Scott Aaronson describes quantum mechanics as "statistics but with the L2-norm". States are L2-norm unit vectors (sum of squared amplitudes is 1) instead of L1-norm unit vectors (sum of probabilities is 1). And operations are unitary matrices (preserve the L2-norm) instead of stochastic matrices (preserve the L1 norm). In this view, it's clear that the correct rule for how often a measurement result will occur is going to be described by the L2-norm.

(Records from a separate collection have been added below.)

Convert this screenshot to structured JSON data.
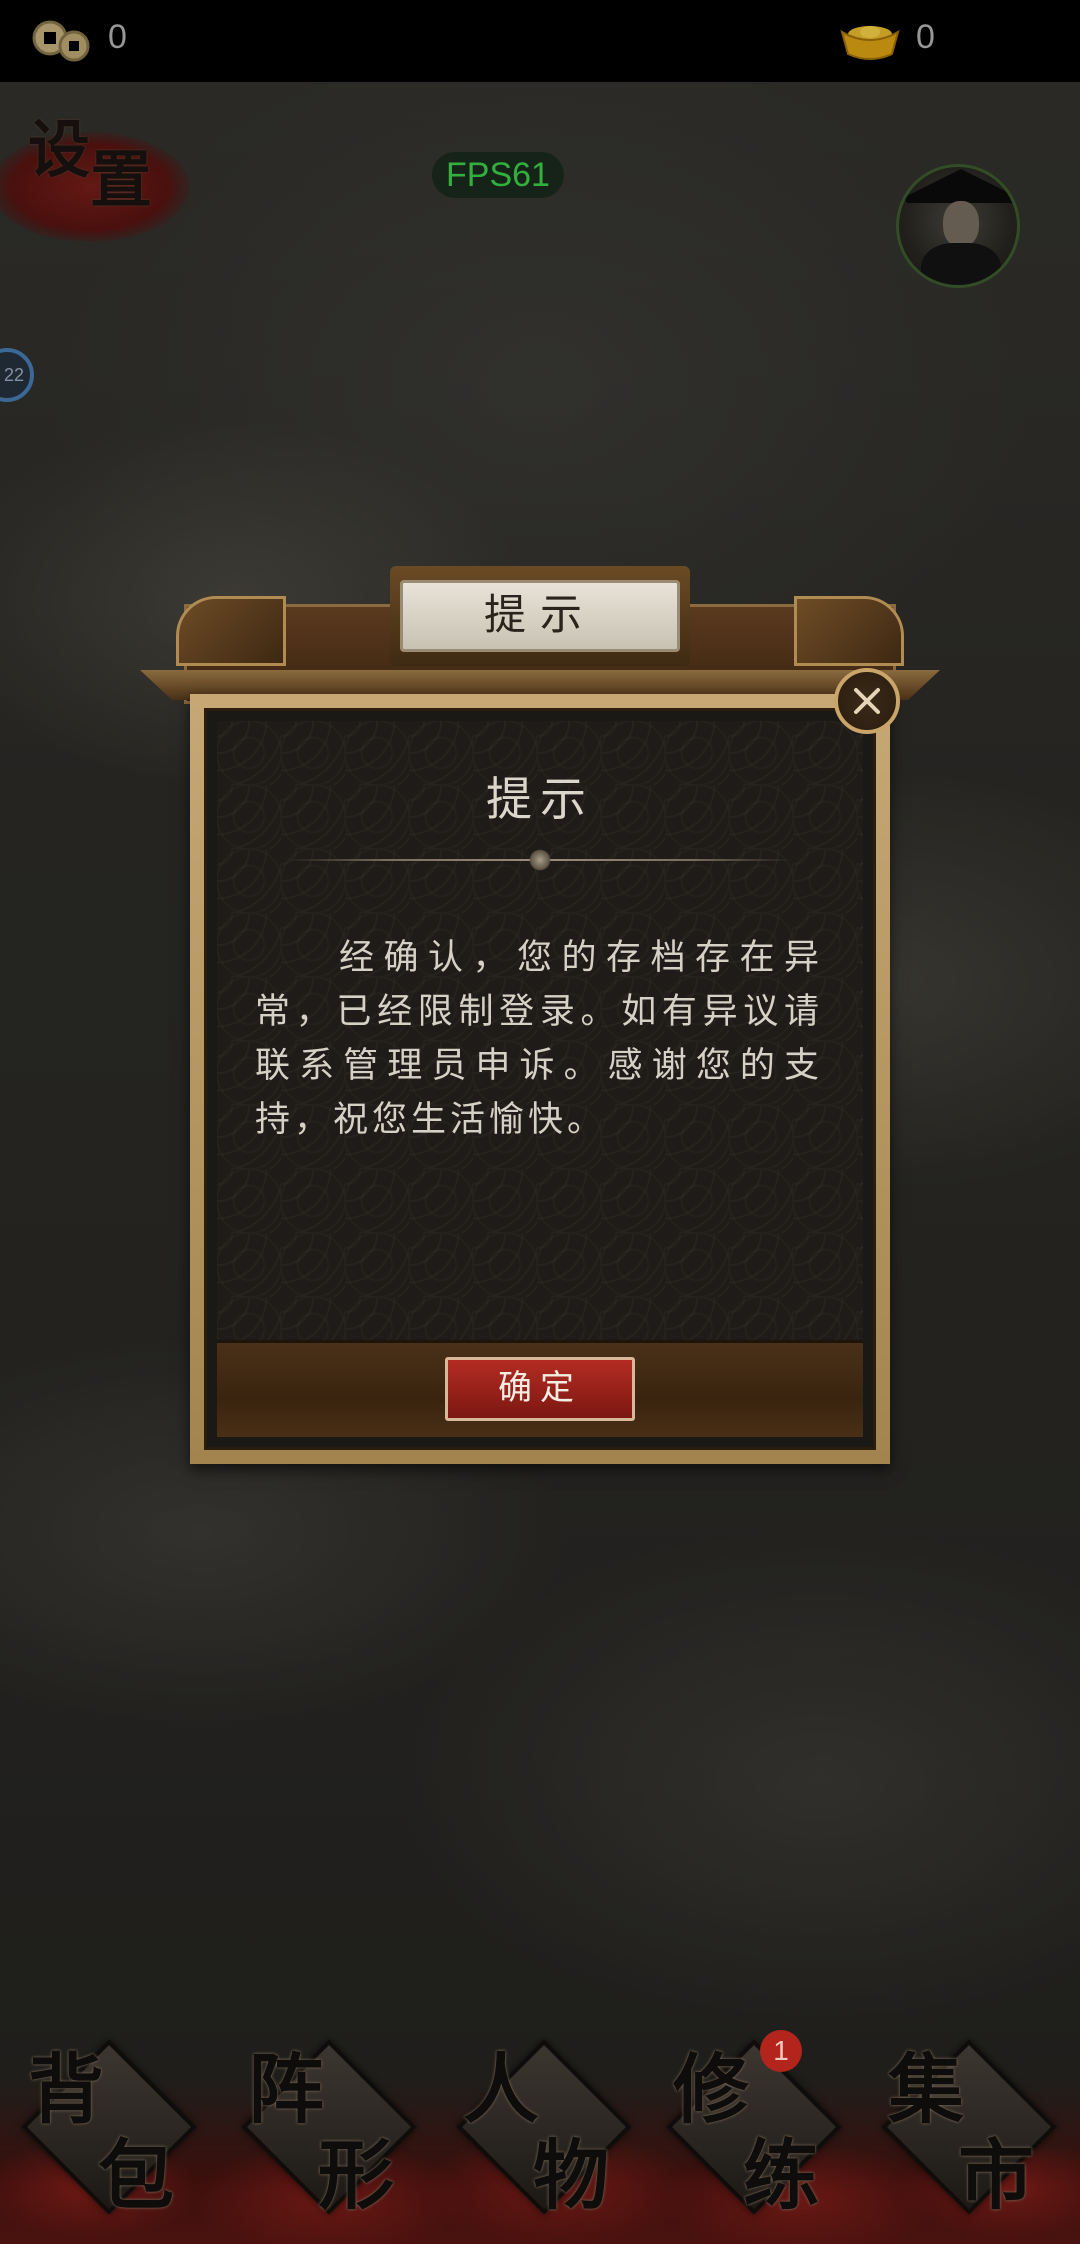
{
  "topbar": {
    "coins": "0",
    "ingots": "0"
  },
  "hud": {
    "settings_label_1": "设",
    "settings_label_2": "置",
    "fps": "FPS61",
    "side_badge": "22"
  },
  "dialog": {
    "title": "提示",
    "heading": "提示",
    "message": "经确认，您的存档存在异常，已经限制登录。如有异议请联系管理员申诉。感谢您的支持，祝您生活愉快。",
    "confirm_label": "确定"
  },
  "nav": {
    "items": [
      {
        "c1": "背",
        "c2": "包"
      },
      {
        "c1": "阵",
        "c2": "形"
      },
      {
        "c1": "人",
        "c2": "物"
      },
      {
        "c1": "修",
        "c2": "练"
      },
      {
        "c1": "集",
        "c2": "市"
      }
    ],
    "badge": "1"
  },
  "colors": {
    "fps_green": "#3ed64a",
    "button_red": "#b32c22",
    "frame_gold": "#c7a874"
  }
}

Strictly speaking, you could have a theory with L2-normed states and operations, but with a measurement that followed some other norm. You can write a quantum state vector simulator and make it sample measurements any way you want, and nothing comes down and smashes your computer for doing so. There's nothing mathematically impossible about it. However, in experiment, reality does seem to follow the L2-norm. If you measure how much light makes it through a polarizing filter with an angle $\theta$ between the filter and the polarization of the light, the amount that gets through is $\cos^2 \theta$ instead of $\cos \theta$ or $\cos^3 \theta$ or $e^{\cos \theta}$
More abstractly, if you pick a measurement norm other than L2, you will tend to introduce effects that would be experimentally visible. Things like faster-than-light signalling, exponential computational power, quantum teleportation not working right, the deferred measurement principle not working right, quantum error correction not working right, many-worlds interpretations being trivially distinguishable from copenhagen interpretations, etc. So if you believe Einstein was correct about no faster than light signalling, and think your theory should have that property, it forces you to pick the L2 norm. As do many other reasonable "I think my theory should have that" assumptions.